Since 2014, eight local U.S. jurisdictions have approved such taxes. It is likely others will also adopt them, researchers from Harvard University and Tufts University said in a study published in the journal Food Policy. Researchers found several similarities in the jurisdictions that passed the taxes. They tended to be Democrat-dominated areas with significant financial support for the pro-tax measure. In addition, city or county leaders tended to support the initiative, and the message behind the tax was that it would help improve public health — not raise money.
The first jurisdiction to successfully pass a soda tax was Berkeley, California, in 2014. An assessment of the first year found that sales of sugar-sweetened beverages declined by about 9.6% and sales of bottled water and other untaxed beverages increased by 3.5%. The penny-per-ounce tax also raised $1.4 million, which was directed to child nutrition and community health programs.
According to the Food Policy study, the only jurisdiction to have successfully approved a soda tax with earmarked proceeds is Philadelphia, which levies 1.5 cents per ounce. A proposed soda tax in Santa Fe, which would have financed an effort to subsidize preschool, failed at the ballot box this past May. However, at 2 cents per ounce, the tax is larger than many others.
Not surprisingly, the beverage industry fights soda taxes wherever and whenever the idea arises. Hit with slowing sales, brands have responded with smaller can sizes. Pepsi stopped distributing two-liter bottles and 12-packs of soda to Philadelphia retailers three months after the city implemented its soda tax. The company still distributes one-liter and smaller size bottles and cans, which incur less of a surcharge. And, with sales down 40% in the city, Pepsi has said it will eliminate 80 to 100 area jobs unless the tax is lifted.
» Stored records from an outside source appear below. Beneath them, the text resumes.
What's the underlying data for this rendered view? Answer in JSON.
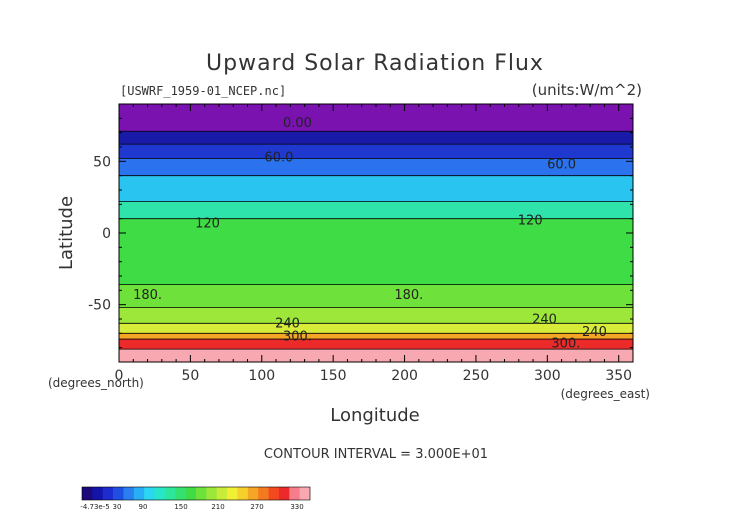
{
  "chart_data": {
    "type": "heatmap",
    "title": "Upward Solar Radiation Flux",
    "dataset": "[USWRF_1959-01_NCEP.nc]",
    "units": "(units:W/m^2)",
    "xlabel": "Longitude",
    "ylabel": "Latitude",
    "x_unit": "(degrees_east)",
    "y_unit": "(degrees_north)",
    "xlim": [
      0,
      360
    ],
    "ylim": [
      -90,
      90
    ],
    "x_ticks": [
      "0",
      "50",
      "100",
      "150",
      "200",
      "250",
      "300",
      "350"
    ],
    "y_ticks": [
      "50",
      "0",
      "-50"
    ],
    "contour_interval": "CONTOUR INTERVAL = 3.000E+01",
    "contour_labels": [
      {
        "text": "0.00",
        "lon": 125,
        "lat": 74
      },
      {
        "text": "60.0",
        "lon": 112,
        "lat": 50
      },
      {
        "text": "60.0",
        "lon": 310,
        "lat": 45
      },
      {
        "text": "120",
        "lon": 62,
        "lat": 4
      },
      {
        "text": "120",
        "lon": 288,
        "lat": 6
      },
      {
        "text": "180.",
        "lon": 20,
        "lat": -46
      },
      {
        "text": "180.",
        "lon": 203,
        "lat": -46
      },
      {
        "text": "240",
        "lon": 118,
        "lat": -66
      },
      {
        "text": "300.",
        "lon": 125,
        "lat": -75
      },
      {
        "text": "240",
        "lon": 298,
        "lat": -63
      },
      {
        "text": "240",
        "lon": 333,
        "lat": -72
      },
      {
        "text": "300.",
        "lon": 313,
        "lat": -80
      }
    ],
    "colorbar": {
      "labels": [
        "-4.73e-5",
        "30",
        "90",
        "150",
        "210",
        "270",
        "330"
      ],
      "colors": [
        "#1a0a7a",
        "#1414a8",
        "#1c2ccf",
        "#1f4fe0",
        "#2a7ff0",
        "#27aef5",
        "#2bd6f0",
        "#27e6c8",
        "#2ee69a",
        "#33e070",
        "#3fdc46",
        "#6ee13a",
        "#9de63a",
        "#c9ec38",
        "#f2f032",
        "#f5cf2c",
        "#f5a624",
        "#f47a1e",
        "#f24a1e",
        "#ec2a2a",
        "#f57d8c",
        "#f7a8b0"
      ]
    },
    "bands": [
      {
        "lat_top": 90,
        "lat_bot": 71,
        "value": 0,
        "color": "#7a12b0"
      },
      {
        "lat_top": 71,
        "lat_bot": 62,
        "value": 15,
        "color": "#1a1aa8"
      },
      {
        "lat_top": 62,
        "lat_bot": 52,
        "value": 45,
        "color": "#1f38cf"
      },
      {
        "lat_top": 52,
        "lat_bot": 40,
        "value": 75,
        "color": "#2a72ee"
      },
      {
        "lat_top": 40,
        "lat_bot": 22,
        "value": 105,
        "color": "#29c4f0"
      },
      {
        "lat_top": 22,
        "lat_bot": 10,
        "value": 120,
        "color": "#2ee4aa"
      },
      {
        "lat_top": 10,
        "lat_bot": -36,
        "value": 150,
        "color": "#3fdc46"
      },
      {
        "lat_top": -36,
        "lat_bot": -52,
        "value": 180,
        "color": "#6ee13a"
      },
      {
        "lat_top": -52,
        "lat_bot": -63,
        "value": 195,
        "color": "#9de63a"
      },
      {
        "lat_top": -63,
        "lat_bot": -70,
        "value": 225,
        "color": "#d6ec38"
      },
      {
        "lat_top": -70,
        "lat_bot": -74,
        "value": 255,
        "color": "#f5a624"
      },
      {
        "lat_top": -74,
        "lat_bot": -81,
        "value": 300,
        "color": "#ec2a2a"
      },
      {
        "lat_top": -81,
        "lat_bot": -90,
        "value": 330,
        "color": "#f7a8b0"
      }
    ]
  }
}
Coke also has been promoting sales of smaller bottles and cans. According to the Tri-State Operating Unit of Coca-Cola refreshments, sales of the company’s 7.5-ounce mini cans were up by 9% last year, while 1.25-liter bottles grew by 9.5%.
However, with state and local governments increasingly feeling the budget squeeze, it's likely that more soda taxes will be referred to voters. Whether they will actually be adopted is another question since voters are not overly fond of taxing themselves — unless it's for a good cause.